The natural language processing Python library spaCy was recently updated to version 2.0. SpaCy is an open-source project that was created based on recent language processing research. The author’s intent is for it to ultimately be used in real products and solutions.
Version 2.0 adds several new features, including new neural network models, support for more languages, and improved documentation. “The new version gets spaCy up to date with the latest deep learning technologies and makes it much easier to run spaCy in scalable cloud computing workflows,” wrote Matthew Honnibal, author of spaCy in the release notes.
Thirteen new neural network models for more than seven languages are included in this release. It also adds alpha tokenization support for eight new languages: English, German, Spanish, Portuguese, French, Italian, Dutch, and multi-language NER. It uses a bloom embedding strategy in order to support large vocabularies in small tables. The core neural network models have part-of-speech tags, dependency labels, and named entities, while small models will only have context-specific token vectors and medium large models have word vectors.
For this release, most of the usage guides, API docs, and code examples were rewritten. The documentation now includes information on custom processing pipelines, visualizers, training tutorials, word vectors, and rule-based matching. There is now a spaCy 101 guide which contains explanations and illustrations of important concepts as well as a summary of the library’s features.
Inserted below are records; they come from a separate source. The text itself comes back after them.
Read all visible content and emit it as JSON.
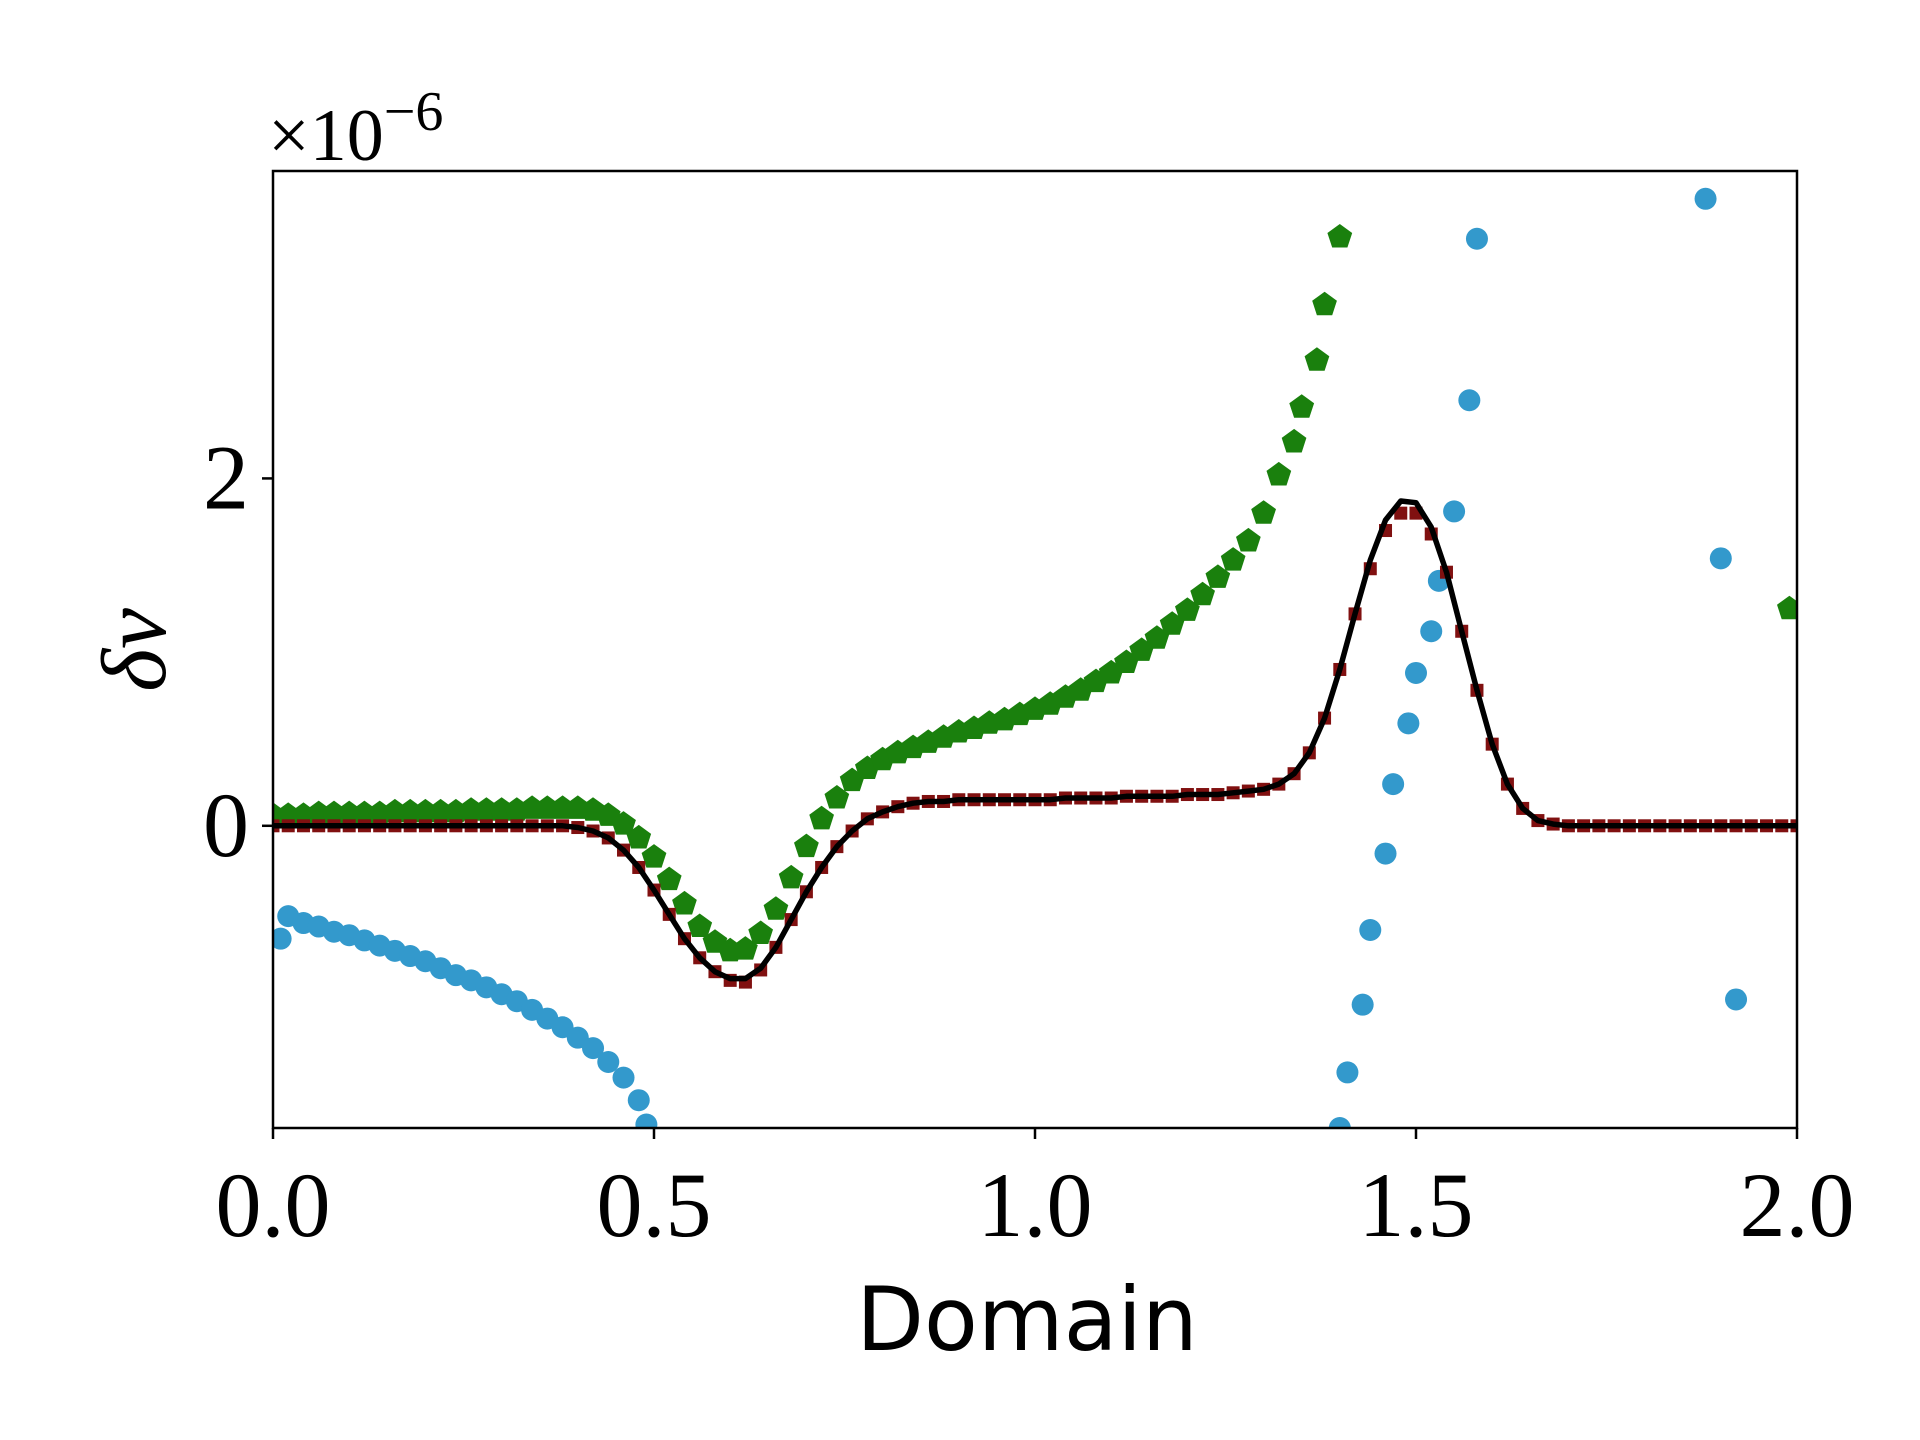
{
  "chart_data": {
    "type": "scatter",
    "x_label": "Domain",
    "y_label": "δv",
    "offset_text": {
      "base": "×10",
      "exponent": "−6"
    },
    "xlim": [
      0,
      2
    ],
    "ylim": [
      -1.74,
      3.77
    ],
    "xticks": [
      {
        "value": 0,
        "label": "0.0"
      },
      {
        "value": 0.5,
        "label": "0.5"
      },
      {
        "value": 1,
        "label": "1.0"
      },
      {
        "value": 1.5,
        "label": "1.5"
      },
      {
        "value": 2,
        "label": "2.0"
      }
    ],
    "yticks": [
      0,
      2
    ],
    "grid": false,
    "x": [
      0,
      0.02,
      0.04,
      0.06,
      0.08,
      0.1,
      0.12,
      0.14,
      0.16,
      0.18,
      0.2,
      0.22,
      0.24,
      0.26,
      0.28,
      0.3,
      0.32,
      0.34,
      0.36,
      0.38,
      0.4,
      0.42,
      0.44,
      0.46,
      0.48,
      0.5,
      0.52,
      0.54,
      0.56,
      0.58,
      0.6,
      0.62,
      0.64,
      0.66,
      0.68,
      0.7,
      0.72,
      0.74,
      0.76,
      0.78,
      0.8,
      0.82,
      0.84,
      0.86,
      0.88,
      0.9,
      0.92,
      0.94,
      0.96,
      0.98,
      1,
      1.02,
      1.04,
      1.06,
      1.08,
      1.1,
      1.12,
      1.14,
      1.16,
      1.18,
      1.2,
      1.22,
      1.24,
      1.26,
      1.28,
      1.3,
      1.32,
      1.34,
      1.36,
      1.38,
      1.4,
      1.42,
      1.44,
      1.46,
      1.48,
      1.5,
      1.52,
      1.54,
      1.56,
      1.58,
      1.6,
      1.62,
      1.64,
      1.66,
      1.68,
      1.7,
      1.72,
      1.74,
      1.76,
      1.78,
      1.8,
      1.82,
      1.84,
      1.86,
      1.88,
      1.9,
      1.92,
      1.94,
      1.96,
      1.98,
      2
    ],
    "series": [
      {
        "marker": "circle",
        "color": "#3399cc",
        "x": [
          0.01,
          0.02,
          0.04,
          0.06,
          0.08,
          0.1,
          0.12,
          0.14,
          0.16,
          0.18,
          0.2,
          0.22,
          0.24,
          0.26,
          0.28,
          0.3,
          0.32,
          0.34,
          0.36,
          0.38,
          0.4,
          0.42,
          0.44,
          0.46,
          0.48,
          0.49,
          1.4,
          1.41,
          1.43,
          1.44,
          1.46,
          1.47,
          1.49,
          1.5,
          1.52,
          1.53,
          1.55,
          1.57,
          1.58,
          1.88,
          1.9,
          1.92
        ],
        "values": [
          -0.65,
          -0.52,
          -0.56,
          -0.58,
          -0.61,
          -0.63,
          -0.66,
          -0.69,
          -0.72,
          -0.75,
          -0.78,
          -0.82,
          -0.86,
          -0.89,
          -0.93,
          -0.97,
          -1.01,
          -1.06,
          -1.11,
          -1.16,
          -1.22,
          -1.28,
          -1.36,
          -1.45,
          -1.58,
          -1.72,
          -1.74,
          -1.42,
          -1.03,
          -0.6,
          -0.16,
          0.24,
          0.59,
          0.88,
          1.12,
          1.41,
          1.81,
          2.45,
          3.38,
          3.61,
          1.54,
          -1.0
        ]
      },
      {
        "marker": "pentagon",
        "color": "#1a800d",
        "x": [
          0,
          0.02,
          0.04,
          0.06,
          0.08,
          0.1,
          0.12,
          0.14,
          0.16,
          0.18,
          0.2,
          0.22,
          0.24,
          0.26,
          0.28,
          0.3,
          0.32,
          0.34,
          0.36,
          0.38,
          0.4,
          0.42,
          0.44,
          0.46,
          0.48,
          0.5,
          0.52,
          0.54,
          0.56,
          0.58,
          0.6,
          0.62,
          0.64,
          0.66,
          0.68,
          0.7,
          0.72,
          0.74,
          0.76,
          0.78,
          0.8,
          0.82,
          0.84,
          0.86,
          0.88,
          0.9,
          0.92,
          0.94,
          0.96,
          0.98,
          1,
          1.02,
          1.04,
          1.06,
          1.08,
          1.1,
          1.12,
          1.14,
          1.16,
          1.18,
          1.2,
          1.22,
          1.24,
          1.26,
          1.28,
          1.3,
          1.32,
          1.34,
          1.35,
          1.37,
          1.38,
          1.4,
          1.99
        ],
        "values": [
          0.06,
          0.06,
          0.06,
          0.07,
          0.07,
          0.07,
          0.07,
          0.07,
          0.08,
          0.08,
          0.08,
          0.08,
          0.08,
          0.09,
          0.09,
          0.09,
          0.09,
          0.1,
          0.1,
          0.1,
          0.1,
          0.09,
          0.06,
          0.01,
          -0.07,
          -0.18,
          -0.31,
          -0.45,
          -0.58,
          -0.67,
          -0.72,
          -0.71,
          -0.62,
          -0.48,
          -0.3,
          -0.12,
          0.04,
          0.16,
          0.26,
          0.33,
          0.38,
          0.42,
          0.45,
          0.48,
          0.51,
          0.54,
          0.56,
          0.59,
          0.61,
          0.64,
          0.67,
          0.7,
          0.74,
          0.78,
          0.83,
          0.88,
          0.94,
          1.01,
          1.08,
          1.16,
          1.24,
          1.33,
          1.43,
          1.53,
          1.64,
          1.8,
          2.02,
          2.21,
          2.41,
          2.68,
          3.0,
          3.39,
          1.25
        ]
      },
      {
        "marker": "square",
        "color": "#801010",
        "values": [
          0,
          0,
          0,
          0,
          0,
          0,
          0,
          0,
          0,
          0,
          0,
          0,
          0,
          0,
          0,
          0,
          0,
          0,
          0,
          0,
          -0.01,
          -0.03,
          -0.07,
          -0.14,
          -0.24,
          -0.37,
          -0.51,
          -0.65,
          -0.76,
          -0.84,
          -0.89,
          -0.9,
          -0.83,
          -0.7,
          -0.54,
          -0.38,
          -0.24,
          -0.12,
          -0.03,
          0.04,
          0.08,
          0.11,
          0.13,
          0.14,
          0.14,
          0.15,
          0.15,
          0.15,
          0.15,
          0.15,
          0.15,
          0.15,
          0.16,
          0.16,
          0.16,
          0.16,
          0.17,
          0.17,
          0.17,
          0.17,
          0.18,
          0.18,
          0.18,
          0.19,
          0.2,
          0.21,
          0.24,
          0.3,
          0.42,
          0.62,
          0.9,
          1.22,
          1.48,
          1.7,
          1.8,
          1.8,
          1.68,
          1.46,
          1.12,
          0.78,
          0.47,
          0.24,
          0.1,
          0.03,
          0.01,
          0,
          0,
          0,
          0,
          0,
          0,
          0,
          0,
          0,
          0,
          0,
          0,
          0,
          0,
          0,
          0
        ]
      },
      {
        "marker": "line",
        "color": "#000000",
        "values": [
          0,
          0,
          0,
          0,
          0,
          0,
          0,
          0,
          0,
          0,
          0,
          0,
          0,
          0,
          0,
          0,
          0,
          0,
          0,
          0,
          -0.01,
          -0.03,
          -0.07,
          -0.14,
          -0.24,
          -0.37,
          -0.51,
          -0.65,
          -0.76,
          -0.84,
          -0.88,
          -0.88,
          -0.82,
          -0.7,
          -0.54,
          -0.38,
          -0.24,
          -0.12,
          -0.03,
          0.04,
          0.08,
          0.11,
          0.13,
          0.14,
          0.14,
          0.15,
          0.15,
          0.15,
          0.15,
          0.15,
          0.15,
          0.15,
          0.16,
          0.16,
          0.16,
          0.16,
          0.17,
          0.17,
          0.17,
          0.17,
          0.18,
          0.18,
          0.18,
          0.19,
          0.2,
          0.21,
          0.24,
          0.3,
          0.42,
          0.62,
          0.9,
          1.22,
          1.53,
          1.76,
          1.87,
          1.86,
          1.72,
          1.46,
          1.12,
          0.78,
          0.47,
          0.24,
          0.1,
          0.03,
          0.01,
          0,
          0,
          0,
          0,
          0,
          0,
          0,
          0,
          0,
          0,
          0,
          0,
          0,
          0,
          0,
          0
        ]
      }
    ]
  }
}
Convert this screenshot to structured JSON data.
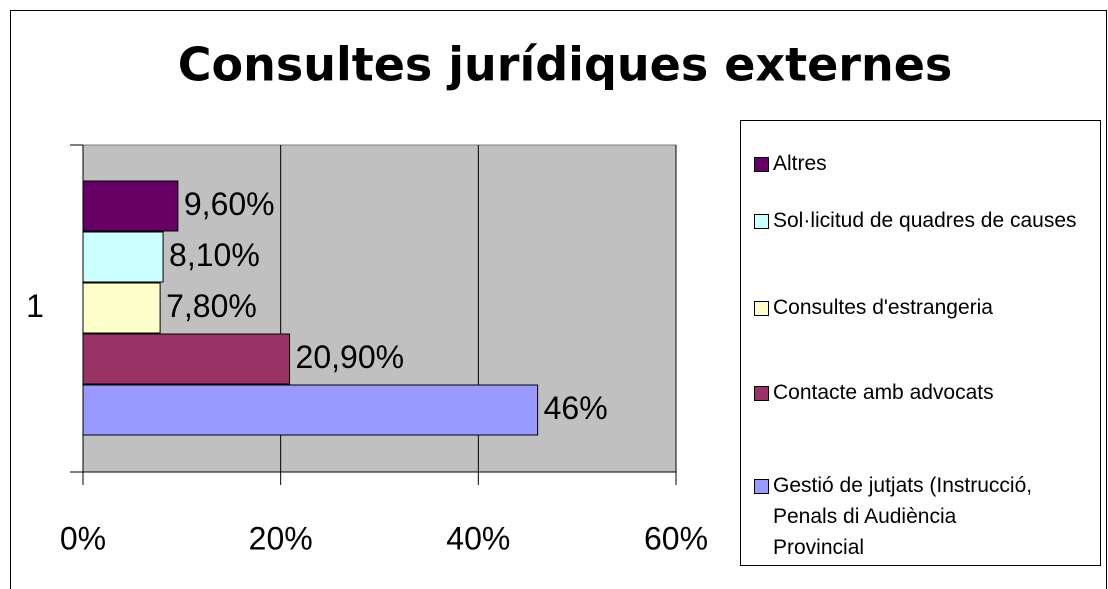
{
  "chart_data": {
    "type": "bar",
    "orientation": "horizontal",
    "title": "Consultes jurídiques externes",
    "categories": [
      "1"
    ],
    "series": [
      {
        "name": "Gestió de jutjats (Instrucció, Penals di Audiència Provincial",
        "color": "#9999ff",
        "values": [
          46
        ],
        "value_labels": [
          "46%"
        ]
      },
      {
        "name": "Contacte amb advocats",
        "color": "#993366",
        "values": [
          20.9
        ],
        "value_labels": [
          "20,90%"
        ]
      },
      {
        "name": "Consultes d'estrangeria",
        "color": "#ffffcc",
        "values": [
          7.8
        ],
        "value_labels": [
          "7,80%"
        ]
      },
      {
        "name": "Sol·licitud de quadres de causes",
        "color": "#ccffff",
        "values": [
          8.1
        ],
        "value_labels": [
          "8,10%"
        ]
      },
      {
        "name": "Altres",
        "color": "#660066",
        "values": [
          9.6
        ],
        "value_labels": [
          "9,60%"
        ]
      }
    ],
    "xlim": [
      0,
      60
    ],
    "xticks": [
      {
        "value": 0,
        "label": "0%"
      },
      {
        "value": 20,
        "label": "20%"
      },
      {
        "value": 40,
        "label": "40%"
      },
      {
        "value": 60,
        "label": "60%"
      }
    ],
    "grid": true,
    "plot_background": "#c0c0c0",
    "legend": "right"
  }
}
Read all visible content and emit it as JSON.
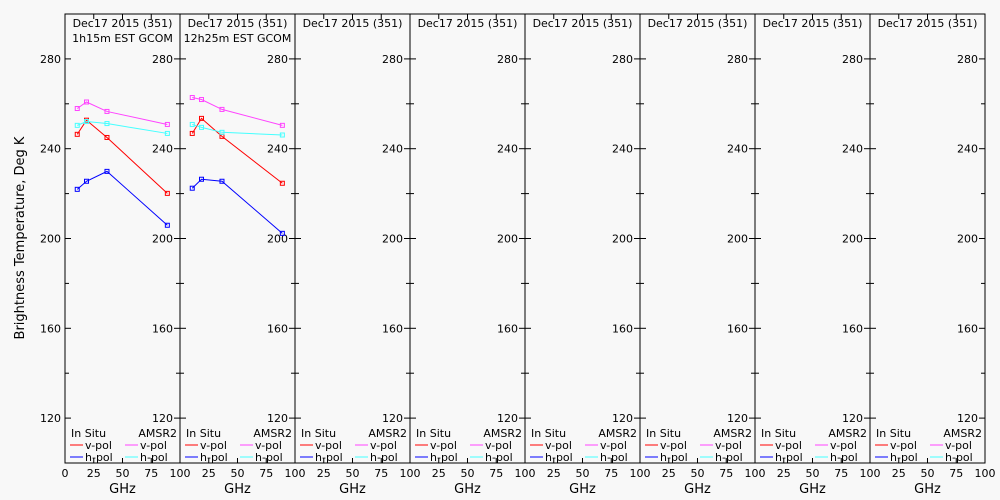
{
  "chart_data": [
    {
      "type": "line",
      "title_lines": [
        "Dec17 2015 (351)",
        "1h15m EST GCOM"
      ],
      "xlabel": "GHz",
      "ylabel": "Brightness Temperature, Deg K",
      "xlim": [
        0,
        100
      ],
      "ylim": [
        100,
        300
      ],
      "xticks": [
        "0",
        "25",
        "50",
        "75",
        "100"
      ],
      "yticks": [
        "120",
        "160",
        "200",
        "240",
        "280"
      ],
      "x": [
        10.65,
        18.7,
        36.5,
        89
      ],
      "series": [
        {
          "name": "In Situ v-pol",
          "color": "#ff0000",
          "values": [
            246.4,
            252.7,
            245.0,
            220.1
          ]
        },
        {
          "name": "In Situ h-pol",
          "color": "#0000ff",
          "values": [
            221.9,
            225.5,
            229.9,
            205.9
          ]
        },
        {
          "name": "AMSR2 v-pol",
          "color": "#ff44ff",
          "values": [
            257.9,
            260.8,
            256.6,
            250.8
          ]
        },
        {
          "name": "AMSR2 h-pol",
          "color": "#44ffff",
          "values": [
            250.4,
            252.1,
            251.2,
            246.8
          ]
        }
      ]
    },
    {
      "type": "line",
      "title_lines": [
        "Dec17 2015 (351)",
        "12h25m EST GCOM"
      ],
      "xlabel": "GHz",
      "xlim": [
        0,
        100
      ],
      "ylim": [
        100,
        300
      ],
      "xticks": [
        "25",
        "50",
        "75",
        "100"
      ],
      "yticks": [
        "120",
        "160",
        "200",
        "240",
        "280"
      ],
      "x": [
        10.65,
        18.7,
        36.5,
        89
      ],
      "series": [
        {
          "name": "In Situ v-pol",
          "color": "#ff0000",
          "values": [
            246.8,
            253.5,
            245.5,
            224.6
          ]
        },
        {
          "name": "In Situ h-pol",
          "color": "#0000ff",
          "values": [
            222.4,
            226.4,
            225.5,
            202.3
          ]
        },
        {
          "name": "AMSR2 v-pol",
          "color": "#ff44ff",
          "values": [
            262.8,
            261.9,
            257.5,
            250.4
          ]
        },
        {
          "name": "AMSR2 h-pol",
          "color": "#44ffff",
          "values": [
            250.8,
            249.5,
            247.3,
            246.1
          ]
        }
      ]
    },
    {
      "type": "line",
      "title_lines": [
        "Dec17 2015 (351)"
      ],
      "xlabel": "GHz",
      "xlim": [
        0,
        100
      ],
      "ylim": [
        100,
        300
      ],
      "xticks": [
        "25",
        "50",
        "75",
        "100"
      ],
      "yticks": [
        "120",
        "160",
        "200",
        "240",
        "280"
      ],
      "x": [],
      "series": []
    },
    {
      "type": "line",
      "title_lines": [
        "Dec17 2015 (351)"
      ],
      "xlabel": "GHz",
      "xlim": [
        0,
        100
      ],
      "ylim": [
        100,
        300
      ],
      "xticks": [
        "25",
        "50",
        "75",
        "100"
      ],
      "yticks": [
        "120",
        "160",
        "200",
        "240",
        "280"
      ],
      "x": [],
      "series": []
    },
    {
      "type": "line",
      "title_lines": [
        "Dec17 2015 (351)"
      ],
      "xlabel": "GHz",
      "xlim": [
        0,
        100
      ],
      "ylim": [
        100,
        300
      ],
      "xticks": [
        "25",
        "50",
        "75",
        "100"
      ],
      "yticks": [
        "120",
        "160",
        "200",
        "240",
        "280"
      ],
      "x": [],
      "series": []
    },
    {
      "type": "line",
      "title_lines": [
        "Dec17 2015 (351)"
      ],
      "xlabel": "GHz",
      "xlim": [
        0,
        100
      ],
      "ylim": [
        100,
        300
      ],
      "xticks": [
        "25",
        "50",
        "75",
        "100"
      ],
      "yticks": [
        "120",
        "160",
        "200",
        "240",
        "280"
      ],
      "x": [],
      "series": []
    },
    {
      "type": "line",
      "title_lines": [
        "Dec17 2015 (351)"
      ],
      "xlabel": "GHz",
      "xlim": [
        0,
        100
      ],
      "ylim": [
        100,
        300
      ],
      "xticks": [
        "25",
        "50",
        "75",
        "100"
      ],
      "yticks": [
        "120",
        "160",
        "200",
        "240",
        "280"
      ],
      "x": [],
      "series": []
    },
    {
      "type": "line",
      "title_lines": [
        "Dec17 2015 (351)"
      ],
      "xlabel": "GHz",
      "xlim": [
        0,
        100
      ],
      "ylim": [
        100,
        300
      ],
      "xticks": [
        "25",
        "50",
        "75",
        "100"
      ],
      "yticks": [
        "120",
        "160",
        "200",
        "240",
        "280"
      ],
      "x": [],
      "series": []
    }
  ],
  "legend": {
    "insitu_title": "In Situ",
    "amsr2_title": "AMSR2",
    "vpol": "v-pol",
    "hpol": "h-pol",
    "colors": {
      "insitu_v": "#ff0000",
      "insitu_h": "#0000ff",
      "amsr2_v": "#ff44ff",
      "amsr2_h": "#44ffff"
    }
  }
}
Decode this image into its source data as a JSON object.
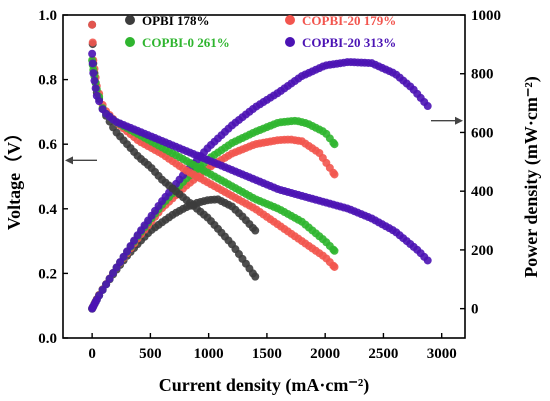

Since the update to 2.0 a little over a week ago, version 2.0.3 has been released to address some bugs and even further update the documentation by adding a videos section and updating the training tips and advice section.
Top 5 trending projects on GitHub this week:
#1. Git flight rules: A guide for programmers using Git. It goes over what developers can do if things go wrong. Still trending from last week!
#2. State of the art result for machine learning problems: As the name states, SoTA results for all machine learning problems.
#3. Node best practices: A list of Node.js practices
#4. JS code to SVG flowchart: A visualization library for converting JS code into a SVG flowchart.
#5. Tensorflow: An open-source software library for machine intelligence.